In this study, NLRP3 mRNA levels in PBMCs were significantly decreased in the GA group compared with the HC group, while the IL1β mRNA levels in PBMCs and IL1β levels in serum were significantly increased in the GA group compared with the HC group, suggesting that NLRP3 inflammasome signaling was activated in the peripheral blood of the patients with GA. In those patients with AGA, NLRP3 mRNA levels in PBMCs were significantly increased for the GG and CG genotype carriers compared with CC genotype carriers, and higher in the GG genotype carriers compared to the CG genotype carriers; while in patients with NAGA, NLRP3 mRNA levels were significantly reduced in the GG genotype carriers relative to the CC genotype carriers. IL1β mRNA levels in PBMCs and IL1β levels in serum were significantly increased in the GG genotype carriers compared with the CC genotype carriers both in patients with AGA and those with NAGA. These results suggested that in patients with AGA the GG genotype of rs10754558 is associated with higher NLRP3 mRNA levels in PBMCs compared with the GG genotype and that the GG genotype is associated with decreased NLRP3 mRNA expression in patients with NAGA. These results indicated that the NLRP3 rs10754558 polymorphism might be involved in the regulation of NLRP3 mRNA expression and IL1β levels in patients with GA. It is noteworthy that the NLRP3 mRNA expression in patients with acute and non-acute GA demonstrates an inverse association. This suggests there might be a regulatory mechanism involving negative feedback in cases of non-acute gout. Although we have found no reports that a polymorphism differentially regulates mRNA expression according to the disease condition, we can not exclude this possibility. Future studies with larger simple sizes and functional tests are required to confirm our results. Nevertheless, it is worth noting that no differences in NLRP3 mRNA, IL1β mRNA, or serum IL1β levels were observed in the peripheral blood from the different genotypes in healthy individuals. Thus, we speculate that the rs10754558 SNP might alter NLPR3 mRNA expression only when NLRP3-IL1β signaling is activated; however, a specific mechanism is not apparent.
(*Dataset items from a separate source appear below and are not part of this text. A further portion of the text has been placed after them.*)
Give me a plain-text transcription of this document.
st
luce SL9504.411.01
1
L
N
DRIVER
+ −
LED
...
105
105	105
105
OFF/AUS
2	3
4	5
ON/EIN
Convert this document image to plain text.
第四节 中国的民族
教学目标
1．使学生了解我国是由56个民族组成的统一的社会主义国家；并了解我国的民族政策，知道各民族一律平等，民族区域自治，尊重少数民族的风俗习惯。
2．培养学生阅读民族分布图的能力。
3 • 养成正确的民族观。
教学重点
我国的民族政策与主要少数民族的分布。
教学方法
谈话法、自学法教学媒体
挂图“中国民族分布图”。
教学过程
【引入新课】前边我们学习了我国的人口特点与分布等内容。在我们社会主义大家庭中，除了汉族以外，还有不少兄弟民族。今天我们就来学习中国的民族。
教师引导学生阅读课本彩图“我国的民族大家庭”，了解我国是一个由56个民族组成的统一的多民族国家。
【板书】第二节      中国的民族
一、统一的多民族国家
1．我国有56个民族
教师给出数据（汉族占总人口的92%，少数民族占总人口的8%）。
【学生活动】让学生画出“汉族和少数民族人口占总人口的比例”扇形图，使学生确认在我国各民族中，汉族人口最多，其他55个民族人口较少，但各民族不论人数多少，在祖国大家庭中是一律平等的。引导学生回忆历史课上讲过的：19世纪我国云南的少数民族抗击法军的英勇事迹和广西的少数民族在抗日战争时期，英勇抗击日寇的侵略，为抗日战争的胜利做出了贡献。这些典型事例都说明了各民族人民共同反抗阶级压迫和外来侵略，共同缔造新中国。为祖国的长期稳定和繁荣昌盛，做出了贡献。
In conclusion, our findings indicated that the NLRP3 rs10754558 SNP and its haplotypes were associated with an increased susceptibility to gout. The GG genotype and G allele of rs10754558 were associated with higher NLRP3 and IL1β mRNA levels in PBMCs and increased serum IL1β production; as such, rs10754558 might contribute to the development of GA inflammation by regulating the expression of components of the NLRP3-IL11β signaling pathway. Despite hyperuricemia is the biochemical basis of gout development, only about 5–10% of people with hyperuricemia develop gout. It suggested that genes which regulate inflammation and immunology such as NLRP3, except for genes which regulate urate homeostasis such as SLC2A9, were involved in the pathogenesis of gout. It has been confirmed that NLRP3 inflammasome participated the development of gouty arthritis. Our study found the NLRP3 rs10754558 SNP and its haplotypes were associated with an increased susceptibility to gout; it may partly explain why less 10% of people with hyperuricemia develop gout finally. So, the present study is novelty and interesting. The present experiment is a single center study, and lack of functional experiments to confirm the role of NLRP3 SNPs in gout. To confirm our preliminary results, multicenter studies designed to replicate these findings in an independent population as well as functional tests are needed.